In view of the aforesaid, Rule, returnable on 23rd April 2010. The ad interim relief granted earlier is hereby confirmed.



This Court has issued Rule, returnable on 23/4/2010 and interim relief granted earlier is confirmed by this Court. Now applicant wants to vacate such confirmed interim relief by way of present application. The averment, which has been made by applicant in present application as if that present application is not merely an application for vacating interim order but it is an Appeal challenging order passed by this Court dated 26/2/2010. Such averment are not proper when application for vacating interim relief as preferred by respective parties. However, this Court has confirmed interim relief granted earlier after giving reasonable opportunity of hearing to learned advocate Mr. Shah. In such circumstances, applicant is having alternative remedy to approach by way of filing LPA before Division Bench of this Court. Instead of that, present application is filed with a prayer to vacate confirmed interim relief which order has been passed by this Court after hearing learned advocate Mr. NJ Shah.

Therefore,at this stage, it is very difficult for this Court to entertain such application made by applicant because if this Court required to vacate confirmed interim relief, then this Court must have to examine merits of matter which amounts to almost final hearing of matter.
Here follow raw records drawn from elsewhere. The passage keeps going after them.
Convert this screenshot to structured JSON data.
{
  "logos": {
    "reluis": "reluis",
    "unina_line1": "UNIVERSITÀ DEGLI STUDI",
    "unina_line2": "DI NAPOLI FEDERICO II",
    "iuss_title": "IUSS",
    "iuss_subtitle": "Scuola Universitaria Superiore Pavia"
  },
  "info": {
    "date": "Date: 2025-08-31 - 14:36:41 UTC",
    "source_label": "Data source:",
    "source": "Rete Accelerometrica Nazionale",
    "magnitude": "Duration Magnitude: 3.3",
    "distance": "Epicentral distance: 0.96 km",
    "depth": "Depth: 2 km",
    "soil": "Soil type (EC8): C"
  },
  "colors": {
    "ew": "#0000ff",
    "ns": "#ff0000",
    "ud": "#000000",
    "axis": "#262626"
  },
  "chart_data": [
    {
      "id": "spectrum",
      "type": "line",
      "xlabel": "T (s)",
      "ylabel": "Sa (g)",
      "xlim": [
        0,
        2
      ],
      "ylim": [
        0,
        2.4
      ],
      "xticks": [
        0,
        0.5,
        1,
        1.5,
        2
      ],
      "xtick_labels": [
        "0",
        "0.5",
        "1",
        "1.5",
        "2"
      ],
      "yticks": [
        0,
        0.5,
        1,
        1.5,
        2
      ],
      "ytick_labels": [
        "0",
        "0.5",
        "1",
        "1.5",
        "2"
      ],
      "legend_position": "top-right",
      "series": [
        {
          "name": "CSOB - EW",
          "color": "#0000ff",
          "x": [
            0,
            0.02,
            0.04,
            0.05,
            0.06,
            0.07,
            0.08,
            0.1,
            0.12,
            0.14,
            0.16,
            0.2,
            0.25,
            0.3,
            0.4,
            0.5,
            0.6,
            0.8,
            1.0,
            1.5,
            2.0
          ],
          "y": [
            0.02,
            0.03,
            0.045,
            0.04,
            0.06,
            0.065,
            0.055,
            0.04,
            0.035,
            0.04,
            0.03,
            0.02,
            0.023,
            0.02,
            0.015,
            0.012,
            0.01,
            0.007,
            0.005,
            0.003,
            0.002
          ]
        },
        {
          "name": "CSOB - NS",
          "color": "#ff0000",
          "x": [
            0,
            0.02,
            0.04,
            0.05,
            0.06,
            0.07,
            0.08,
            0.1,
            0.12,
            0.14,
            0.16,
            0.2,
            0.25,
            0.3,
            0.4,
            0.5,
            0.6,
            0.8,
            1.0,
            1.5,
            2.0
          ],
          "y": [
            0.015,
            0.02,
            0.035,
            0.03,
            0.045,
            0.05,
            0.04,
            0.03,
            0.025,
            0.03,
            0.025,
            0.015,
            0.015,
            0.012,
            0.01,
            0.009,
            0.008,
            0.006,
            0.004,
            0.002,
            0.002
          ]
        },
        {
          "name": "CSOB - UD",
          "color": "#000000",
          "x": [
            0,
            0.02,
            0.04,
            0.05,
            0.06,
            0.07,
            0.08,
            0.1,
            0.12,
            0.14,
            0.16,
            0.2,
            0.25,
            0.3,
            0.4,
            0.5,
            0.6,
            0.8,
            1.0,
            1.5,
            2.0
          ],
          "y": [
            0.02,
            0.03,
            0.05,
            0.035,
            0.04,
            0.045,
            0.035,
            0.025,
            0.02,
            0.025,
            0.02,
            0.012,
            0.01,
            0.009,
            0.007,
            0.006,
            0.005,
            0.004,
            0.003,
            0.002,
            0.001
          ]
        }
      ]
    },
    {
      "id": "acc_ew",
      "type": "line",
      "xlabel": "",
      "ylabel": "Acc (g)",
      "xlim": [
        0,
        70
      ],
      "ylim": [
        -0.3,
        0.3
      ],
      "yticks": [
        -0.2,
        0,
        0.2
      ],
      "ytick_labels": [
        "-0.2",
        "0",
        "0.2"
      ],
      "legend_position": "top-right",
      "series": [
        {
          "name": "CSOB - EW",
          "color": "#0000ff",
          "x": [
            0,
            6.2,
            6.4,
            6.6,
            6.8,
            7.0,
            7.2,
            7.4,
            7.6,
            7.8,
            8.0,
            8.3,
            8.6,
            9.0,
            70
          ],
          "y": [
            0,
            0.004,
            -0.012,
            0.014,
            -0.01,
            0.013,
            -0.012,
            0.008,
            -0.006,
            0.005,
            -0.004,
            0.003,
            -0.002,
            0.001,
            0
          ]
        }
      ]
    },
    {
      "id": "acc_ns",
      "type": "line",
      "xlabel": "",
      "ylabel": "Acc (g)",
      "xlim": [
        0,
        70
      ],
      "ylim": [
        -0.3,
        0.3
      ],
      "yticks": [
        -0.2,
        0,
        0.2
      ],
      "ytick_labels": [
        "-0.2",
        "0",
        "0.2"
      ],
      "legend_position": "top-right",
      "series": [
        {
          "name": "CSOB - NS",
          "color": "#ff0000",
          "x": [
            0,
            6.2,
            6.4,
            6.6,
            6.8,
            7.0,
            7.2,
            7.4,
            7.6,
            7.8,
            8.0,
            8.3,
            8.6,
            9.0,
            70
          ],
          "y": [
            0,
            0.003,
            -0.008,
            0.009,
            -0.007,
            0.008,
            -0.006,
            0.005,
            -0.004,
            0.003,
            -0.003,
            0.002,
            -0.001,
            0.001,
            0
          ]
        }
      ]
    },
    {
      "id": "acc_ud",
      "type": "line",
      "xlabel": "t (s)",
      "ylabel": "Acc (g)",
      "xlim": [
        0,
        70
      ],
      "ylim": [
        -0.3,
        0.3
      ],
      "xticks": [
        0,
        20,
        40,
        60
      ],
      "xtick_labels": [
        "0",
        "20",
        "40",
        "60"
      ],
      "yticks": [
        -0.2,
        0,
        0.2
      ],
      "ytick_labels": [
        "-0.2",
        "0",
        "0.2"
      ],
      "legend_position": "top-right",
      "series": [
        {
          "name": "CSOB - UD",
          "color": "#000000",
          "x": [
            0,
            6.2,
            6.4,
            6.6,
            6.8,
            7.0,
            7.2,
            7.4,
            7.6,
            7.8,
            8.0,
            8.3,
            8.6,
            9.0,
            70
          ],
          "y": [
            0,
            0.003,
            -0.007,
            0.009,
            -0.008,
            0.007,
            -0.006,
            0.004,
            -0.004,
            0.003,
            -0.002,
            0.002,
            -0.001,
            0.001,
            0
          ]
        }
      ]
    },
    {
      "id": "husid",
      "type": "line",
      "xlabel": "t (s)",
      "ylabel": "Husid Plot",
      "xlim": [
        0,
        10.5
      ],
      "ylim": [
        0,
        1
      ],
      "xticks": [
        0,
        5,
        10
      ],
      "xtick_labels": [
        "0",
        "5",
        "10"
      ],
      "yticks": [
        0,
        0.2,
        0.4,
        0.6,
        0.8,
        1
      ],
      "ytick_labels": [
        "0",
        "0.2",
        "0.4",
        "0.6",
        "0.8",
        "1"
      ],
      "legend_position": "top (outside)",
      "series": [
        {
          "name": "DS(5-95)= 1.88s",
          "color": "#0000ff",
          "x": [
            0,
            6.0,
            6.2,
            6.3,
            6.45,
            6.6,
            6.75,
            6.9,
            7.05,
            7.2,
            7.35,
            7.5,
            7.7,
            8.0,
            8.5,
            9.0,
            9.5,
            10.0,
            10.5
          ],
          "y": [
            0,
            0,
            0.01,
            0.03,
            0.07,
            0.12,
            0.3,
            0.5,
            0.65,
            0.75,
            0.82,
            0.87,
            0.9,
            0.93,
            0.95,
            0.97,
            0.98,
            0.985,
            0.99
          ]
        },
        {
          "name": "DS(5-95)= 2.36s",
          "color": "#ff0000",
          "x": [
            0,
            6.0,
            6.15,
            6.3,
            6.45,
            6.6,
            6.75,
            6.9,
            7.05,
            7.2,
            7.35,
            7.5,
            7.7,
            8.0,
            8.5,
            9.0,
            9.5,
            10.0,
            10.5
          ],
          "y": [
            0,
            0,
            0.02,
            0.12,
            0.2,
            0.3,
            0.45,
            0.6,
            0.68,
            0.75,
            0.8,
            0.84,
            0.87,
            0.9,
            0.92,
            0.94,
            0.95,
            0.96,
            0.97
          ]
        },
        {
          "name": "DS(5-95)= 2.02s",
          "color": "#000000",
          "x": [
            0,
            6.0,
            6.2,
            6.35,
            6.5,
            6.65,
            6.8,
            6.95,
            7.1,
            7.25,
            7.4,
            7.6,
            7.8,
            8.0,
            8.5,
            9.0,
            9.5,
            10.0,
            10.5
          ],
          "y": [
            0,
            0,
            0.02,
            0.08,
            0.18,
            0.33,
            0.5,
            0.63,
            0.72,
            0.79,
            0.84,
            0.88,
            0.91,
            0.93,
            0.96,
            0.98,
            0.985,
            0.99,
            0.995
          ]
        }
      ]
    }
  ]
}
So, without examining matter finally this Court can not grant relief which is prayed by applicant in present application.

According to my opinion, this application, at this stage, is not entertained by this Court. However, it is open for applicant if they so desire to challenge order passed by this Court on 26/2/2010 by way of filing LPA before Division Bench of this Court. Therefore, only on this ground, this application is not entertained by this Court as petitioner is having alternative effective remedy to challenge such order dated 26/2/2010.

Therefore,present application is disposed of by this Court without expressing any opinion on merits.